The FTC stated in an April 23 press release that “Noncompetes are a widespread and often exploitative practice imposing contractual conditions that prevent workers from taking a new job or starting a new business.”

“The Commission found that noncompetes tend to negatively affect competitive conditions in labor markets by inhibiting efficient matching between workers and employers,” the news release stated.

Healthcare Innovation examined the different arguments concerning the use of noncompete agreements and the effect the final rule could have on the healthcare industry. Representatives of AAFP, Fraum Center for Restorative Health, Lerch, Early, & Brewer, Munsch Hardt Kopf & Harr, P.C., and the Institute for Local Self-Reliance (ILSR) shared their perspectives.

Steven P. Furr, M.D., AAFP president, explained the various reasons health systems use noncompete agreements. “Some employers in the health care sector use noncompetes as a tool to retain their workforce,” he said. “In some cases, noncompetes can help employers retain highly trained staff with institutional knowledge and protect care continuity for patients.”

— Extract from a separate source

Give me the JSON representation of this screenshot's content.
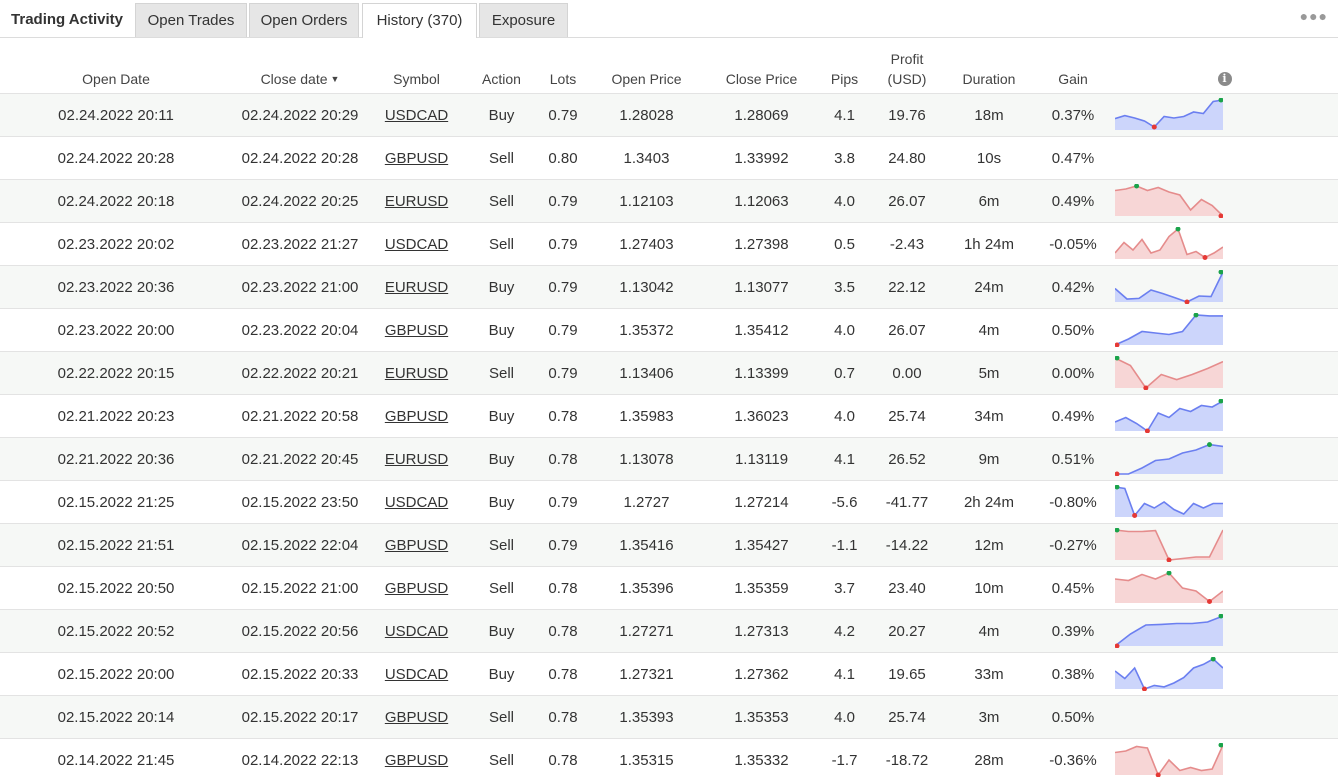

“However,” Furr noted, “the bottom line is that noncompete clauses may be undermining progress toward improving individual and population health. This is especially true for family physicians, who provide continuous, comprehensive care for patients over their lifespan.”

Furr also went on to explain, “Noncompete clauses can aggravate healthcare workforce shortages by limiting the number of qualified individuals available to provide care within a community or geographic area. With fewer clinicians, patients may have to wait longer to receive care or travel further distances to access critical services. This can ultimately result in worse health outcomes and a less efficient healthcare system.

Not only that, Furr noted, but noncompete agreements may also contribute to burnout by forcing clinicians to stay in unsustainable work environments.

“One of the biggest problems with noncompete causes in healthcare,” Furr said, “is that….a physician may actually have to leave a whole region or a state. That disrupts the patient-physician relationship and forces physicians to leave an area where they might prefer to practice.”

Furr believes that the final rule is a win for workers. “It will put patients first by creating a more level playing field for family physicians who work in all practice settings, including small and independent practices, who may not have the resources to recruit and retain new physicians.”

Furr expressed hope that the elimination of noncompete clauses will encourage employers to pursue more collaborative ways to retain physicians and become employers of choice while preserving long-term, meaningful patient-physician relationships. 

Henry Criss, CEO of Fraum Center for Restorative Health, understands the concerns regarding using noncompete clauses in employment contracts. He considers the clauses vital for his organization’s operations and the welfare of patients. “It's important to recognize that hospitals and medical groups invest significantly in the training and development of healthcare professionals,” Criss stated.

“For our practice,” Criss explained, “this includes proprietary practices and innovative treatment methodologies that set us apart in a highly competitive industry. Our noncompete clauses are designed to protect these investments and the intellectual property that is integral to our unique care delivery model.” Without these protections in place, Criss added, “we risk losing not only our competitive edge but also the stability and quality of care that our patients rely on.”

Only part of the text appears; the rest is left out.